# Use Cases of SVD
## 1 Latent Semantic Indexing (LSI) for Topic Modeling (Blei 2012)
![[Pasted image 20230503113334.png|700]]
Given a large corpus of $n$ documents:
- Fix a *vocabulary*, say of $V$ words.
- *Bag-of-words* representation for documents: each document becomes a vector of length $V$, with one coordinate per word.
- The corpus is an $n \times V$ matrix, one row per document.
![[Pasted image 20230503113504.png|200]]
*Goal*: Represent matrix $M$ concisely - Use SVD to get an approximation to $M$ (for small $k$)
- Approximate each document as a linear combination of topics
- $\Psi$ is the topic matrix. $\text{doc1}\approx\sum\limits_{j=1}^k \theta_{1j}\psi_j=\theta_1\Psi$
![[Pasted image 20230503114914.png|600]]
Think of this as a topic model with $k$ topics.
- $\Psi_j$ is a vector of length $V$ describing topic $j$ : coefficient $\Psi_{j w}$ is large if word $w$ appears often in that topic.
- Each document is a combination of topics: $\theta_{i j}=$ weight of topic $j$ in doc $i$.
- Document $i$ originally represented by $i$-th row of $M$, a vector in $\mathbb{R}^V$.
- Can instead use $\theta_i \in \mathbb{R}^k$, a more concise "semantic" representation.
## 2 Non-neg Matrix Factorization
*Goal*: Again, approximate a matrix $M\in \mathbb{R}_{}^{p\times q}$ by: $\hat{M}=\underset{p\times k}{\underbrace{ U }}\underset{k\times q}{\underbrace{ W }}$
- Such that $U,W$ have non-negatives entries
- And $\sum_{i,j}(M_{ij}-\hat{M}_{ij})$ is minimized
- This problem is *intractable*
## 3 Collaborative Filtering (Koren et,al. 2009)
*Recommender systems*: matching customers with products.
- Given: data on prior purchases/interests of users
- Recommend: further products of interest
- Prototypical example: Netflix.
***Collaborative filtering*** (a successful approach)

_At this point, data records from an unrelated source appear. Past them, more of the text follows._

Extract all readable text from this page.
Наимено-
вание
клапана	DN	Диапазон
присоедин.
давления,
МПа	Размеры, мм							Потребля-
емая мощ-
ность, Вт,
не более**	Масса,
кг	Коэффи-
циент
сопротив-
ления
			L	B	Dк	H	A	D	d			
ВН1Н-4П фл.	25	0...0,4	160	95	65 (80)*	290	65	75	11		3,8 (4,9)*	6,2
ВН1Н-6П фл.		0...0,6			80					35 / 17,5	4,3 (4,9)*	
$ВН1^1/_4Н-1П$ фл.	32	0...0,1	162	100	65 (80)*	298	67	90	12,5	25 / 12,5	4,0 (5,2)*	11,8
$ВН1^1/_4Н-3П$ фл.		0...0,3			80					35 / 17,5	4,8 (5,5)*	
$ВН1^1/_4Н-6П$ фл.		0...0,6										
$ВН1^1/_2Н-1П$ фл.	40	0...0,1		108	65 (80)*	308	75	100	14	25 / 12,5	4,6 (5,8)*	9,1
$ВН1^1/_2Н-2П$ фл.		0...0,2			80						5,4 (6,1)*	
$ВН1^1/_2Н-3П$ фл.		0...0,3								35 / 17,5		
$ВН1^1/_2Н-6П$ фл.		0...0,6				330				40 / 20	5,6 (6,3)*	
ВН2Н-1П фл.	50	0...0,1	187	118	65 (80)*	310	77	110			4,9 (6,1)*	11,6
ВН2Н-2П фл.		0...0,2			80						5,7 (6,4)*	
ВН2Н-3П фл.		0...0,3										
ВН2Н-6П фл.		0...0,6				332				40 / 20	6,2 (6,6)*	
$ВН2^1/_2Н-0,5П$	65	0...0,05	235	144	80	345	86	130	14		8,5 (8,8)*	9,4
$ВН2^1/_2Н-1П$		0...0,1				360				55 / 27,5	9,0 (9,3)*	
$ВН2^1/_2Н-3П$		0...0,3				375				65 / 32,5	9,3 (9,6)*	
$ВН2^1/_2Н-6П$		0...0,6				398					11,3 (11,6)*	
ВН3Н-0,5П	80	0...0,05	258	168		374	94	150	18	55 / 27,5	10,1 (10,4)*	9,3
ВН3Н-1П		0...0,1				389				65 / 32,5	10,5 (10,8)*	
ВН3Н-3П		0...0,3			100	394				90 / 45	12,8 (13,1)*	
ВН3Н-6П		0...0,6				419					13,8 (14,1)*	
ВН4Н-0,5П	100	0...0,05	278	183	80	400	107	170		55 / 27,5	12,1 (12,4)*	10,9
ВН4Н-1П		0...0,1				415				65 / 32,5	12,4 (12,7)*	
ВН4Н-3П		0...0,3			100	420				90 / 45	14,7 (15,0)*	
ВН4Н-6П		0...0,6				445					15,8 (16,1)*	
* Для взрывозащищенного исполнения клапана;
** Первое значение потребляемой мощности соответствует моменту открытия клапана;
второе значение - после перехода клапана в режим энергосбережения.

- Model dependencies between different products, and between different users.
- Can give reasonable recommendations to a relatively new user.
- Two strategies for collaborative filtering:
- 1) *Neighborhood methods*
- 2) *Latent factor methods*: Embed users and movies in low-dim space
### Latent factor methods
Generative movie, user embeddings using SVD. User ratings are assembled in a large matrix $M$:
![[Pasted image 20230503125239.png|200]]
- Not rated $=0$, otherwise scores 1-5. For $n$ users and $p$ movies, this has size $n \times p$.
- Most of the entries are unavailable, and we'd like to predict these.
- Idea: Get best low-rank approximation of $M$, and use to fill in the missing entries.
*Method*: Use the best rank-$k$ approximation $M\approx UW^\top$
![[Pasted image 20230503125521.png|500]]
- User i's rating of movie $j$ is approximated as $M_{i j} \approx u_i \cdot w_j$
- $U$ is the user embedding matrix, $W^\top$ is the movie embedding matrix.
### Weighted SVD
Given $p\times q$ matrix $M$ and a target rank $k$ and weights $\set{w_{ij}: \;1\leq i \leq p,\;1\leq j\leq q}$ .
- Find a rank-$k$ approximation $\hat{M}$ s.t. $\sum_{ij}w_{ij}(M_{ij}-\hat{M}_{ij})$ is minimized.